Claro que en “El último desafío”, como se bautizó el partido con Djokovic, lo que menos importaría sería el resultado. Con 36 años, Del Potro necesitaba una caricia más en el court en lugar de llorar desconsolado, como aquella noche de verano en el Buenos Aires Lawn Tennis. Estaba hambriento por oír el “Olé, olé, olé, olééé, Delpooo, Delpooo” una vez más. Necesitaba desahogarse, rugir y pegar un puñado de drives y saques a toda velocidad (por momentos pareció que el tiempo no había pasado).
Lució una rodillera de neoprene en la pierna derecha. Lo arroparon su mamá, Patricia (en el día de su cumpleaños), y su hermana, Julieta. Lo acompañaron antiguos amigos de Tandil y otros ganados en el camino. Y también estuvo Gaby Sabatini, alma sensible si las hay. “Hace un tiempo yo me tenía que operar, ella me llamó y me dijo que se tomaba un avión y que me iba a acompañar hasta que me recuperara”, contó Del Potro, sin evitar derramar unas lágrimas al invitarla, en medio del partido, a jugar unos games (también a Gisela Dulko). Djokovic, que entendió de que se trataba el asunto desde el mismísimo momento en el que escuchó hablar a Juan Martín durante la cena de marzo en Miami, acompañó el show, derramando su calidez.
Terminado el partido, Del Potro colgó la vincha en la red, como emblema del final. “Sepan que por más que me vean triste termino mi carrera de la mejor manera soñada y me voy feliz; aunque llore, les prometo que me voy feliz. Muchas gracias por todos estos años. ¡Adiós!”, expresó Juan Martín, desde las entrañas, con micrófono en mano, en su emotivo discurso de cierre. Se apaga un súper crack de esos que aparecen cada 20, 30 años.
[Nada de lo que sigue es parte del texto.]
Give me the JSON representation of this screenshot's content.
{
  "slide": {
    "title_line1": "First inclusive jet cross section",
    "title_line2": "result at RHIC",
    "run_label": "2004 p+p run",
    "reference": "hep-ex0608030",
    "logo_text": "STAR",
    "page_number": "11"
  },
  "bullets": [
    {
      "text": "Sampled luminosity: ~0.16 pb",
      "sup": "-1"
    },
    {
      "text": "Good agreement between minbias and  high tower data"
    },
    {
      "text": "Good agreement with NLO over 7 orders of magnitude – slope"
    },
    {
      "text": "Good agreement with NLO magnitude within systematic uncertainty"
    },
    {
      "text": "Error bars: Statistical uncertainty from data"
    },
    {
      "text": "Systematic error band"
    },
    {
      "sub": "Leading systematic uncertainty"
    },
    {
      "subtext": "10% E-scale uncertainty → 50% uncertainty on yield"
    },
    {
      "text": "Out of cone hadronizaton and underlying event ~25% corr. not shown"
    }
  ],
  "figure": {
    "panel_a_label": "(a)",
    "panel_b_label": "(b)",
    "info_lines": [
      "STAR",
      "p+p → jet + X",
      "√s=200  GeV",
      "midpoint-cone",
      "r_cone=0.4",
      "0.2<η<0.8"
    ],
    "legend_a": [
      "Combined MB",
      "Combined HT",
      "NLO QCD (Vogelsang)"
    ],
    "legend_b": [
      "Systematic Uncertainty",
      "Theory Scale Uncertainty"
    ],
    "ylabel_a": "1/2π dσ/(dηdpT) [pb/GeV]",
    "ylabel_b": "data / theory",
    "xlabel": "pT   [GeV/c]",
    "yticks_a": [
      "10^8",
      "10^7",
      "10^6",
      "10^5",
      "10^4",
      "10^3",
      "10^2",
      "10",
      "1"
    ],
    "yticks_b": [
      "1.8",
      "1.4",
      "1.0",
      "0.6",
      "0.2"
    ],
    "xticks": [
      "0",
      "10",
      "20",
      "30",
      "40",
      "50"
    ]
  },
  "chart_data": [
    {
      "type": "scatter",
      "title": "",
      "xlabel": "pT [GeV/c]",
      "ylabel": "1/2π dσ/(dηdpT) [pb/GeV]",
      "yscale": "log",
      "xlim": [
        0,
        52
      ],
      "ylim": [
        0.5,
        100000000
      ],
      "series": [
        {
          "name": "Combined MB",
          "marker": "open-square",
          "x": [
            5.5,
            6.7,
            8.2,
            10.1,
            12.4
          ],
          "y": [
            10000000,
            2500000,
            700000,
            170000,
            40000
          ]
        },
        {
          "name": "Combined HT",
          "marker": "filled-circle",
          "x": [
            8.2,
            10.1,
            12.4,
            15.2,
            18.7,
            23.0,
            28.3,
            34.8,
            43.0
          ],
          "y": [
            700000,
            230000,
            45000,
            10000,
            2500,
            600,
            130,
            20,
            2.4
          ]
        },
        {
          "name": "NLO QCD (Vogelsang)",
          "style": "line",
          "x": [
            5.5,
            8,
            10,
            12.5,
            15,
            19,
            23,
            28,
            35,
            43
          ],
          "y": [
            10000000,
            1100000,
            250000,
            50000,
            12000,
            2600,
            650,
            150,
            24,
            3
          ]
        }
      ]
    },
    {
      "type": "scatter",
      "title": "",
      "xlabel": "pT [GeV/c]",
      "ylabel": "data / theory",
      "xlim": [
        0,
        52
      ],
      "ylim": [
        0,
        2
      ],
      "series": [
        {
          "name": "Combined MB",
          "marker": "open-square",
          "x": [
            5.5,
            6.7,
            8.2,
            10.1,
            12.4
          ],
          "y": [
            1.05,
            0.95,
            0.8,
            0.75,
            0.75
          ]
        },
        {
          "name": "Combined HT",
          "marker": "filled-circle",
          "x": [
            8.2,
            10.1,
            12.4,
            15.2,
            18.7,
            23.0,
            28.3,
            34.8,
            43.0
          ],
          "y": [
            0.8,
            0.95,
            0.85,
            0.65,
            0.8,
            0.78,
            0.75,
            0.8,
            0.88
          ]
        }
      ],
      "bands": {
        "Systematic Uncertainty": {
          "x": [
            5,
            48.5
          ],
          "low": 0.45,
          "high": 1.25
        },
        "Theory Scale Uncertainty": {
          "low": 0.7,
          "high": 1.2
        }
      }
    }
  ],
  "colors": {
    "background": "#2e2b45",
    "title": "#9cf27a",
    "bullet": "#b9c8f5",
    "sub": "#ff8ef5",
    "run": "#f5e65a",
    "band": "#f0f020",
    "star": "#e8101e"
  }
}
Simbólicamente, ahora sí: es el punto final para una carrera tan extraordinaria como accidentada. En los próximos años, seguramente, Del Potro será elegido para el Salón Internacional de la Fama del Tenis, en Newport; reúne los requisitos para estar allí, por títulos y conducta deportiva. El superhéroe con raqueta (con martillo, en realidad) se quitó la capa para siempre. Ya puede estar tranquilo y de aquí en más, con mayor tiempo libre, empezar a garabatear la tesis sobre resiliencia; muchos aprenderían de su gran ejemplo.